'Civiltà delle macchine': Between Humanism and Artificial Intelligence
Albert Einstein once said that “computers are incredibly fast, accurate, and stupid. Humans are incredibly slow, inacurate, and intelligent. Together they constitute an incredible force.”
And in fact, after a 40 year hiatus, the magazine “Civiltà delle macchine” (civilisation of machines) made its comeback. The editorial project was presented on October 23rd, at the Consulate General of Italy in New York by the Leonardo Foundation and the new editor-in-chief, Peppino Caldarola.
Founded in 1953 by Leonardo Sinisgalli, and active until 1979, the magazine distinguished itself for the originality of the themes it covered, managing to perfectly combine humanism, technique, and art. And it did so by providing readers with the opportunity to read each subject from the perspective of the other.
In its first iteration, “Civilta delle macchine” collaborated with leading figures of the Italian cultural environment, such as Giuseppe Ungaretti, Carlo Emilio Gadda, Alberto Moravia, and many others.
Today, the magazine is back with the mission to bring together - as it did in the past - humanism, in the form of Leonardo Da Vinci’s legacy, and the new themes that charactize contemporary society, such as robotics, artificial intellingence, and digitalization. “To create a new industrial humanism,” such is the slogan of the CEO of Leonardo S.p.a, Alessandro Profumo.
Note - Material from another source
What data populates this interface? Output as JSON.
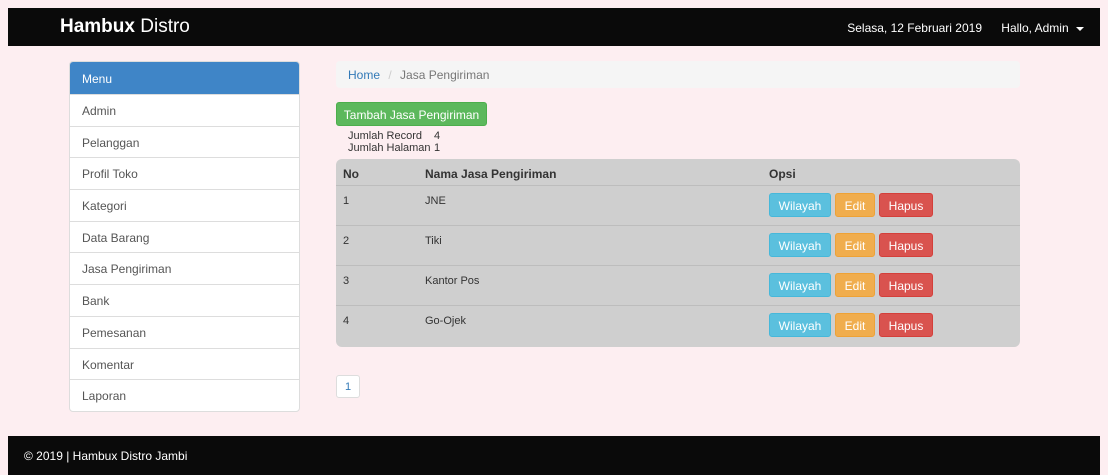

Words that fully express Leonardo Foundation’s primary scope.
As editor-in-chief Peppino Caldarola explains, “We don’t want people to think that this is a ‘serious’ publication, or one that deals with ‘serious topics.’ Is there a relationship between sport and science? Yes. And Carlo Ancelotti, the manager of Napoli and of women’s Italvolley illustrates it in the second issue.”
Ambassador Armando Varricchio opened the event by pointing out how the Leonardo Foundation and “Civilta delle macchine” constitute a bridge between the past and the future, by putting the human dimension at the center of the technological advancements we are witnessing today.
Other important figures discussed the theme of the digital revolution, such as Marco Leona, the founder of the scientific department of the Metropolitan Museum of Art, and journalist and TV host John Batchelor.
The event ended with a fascinating display of the magazine’s artful covers from the 1950s.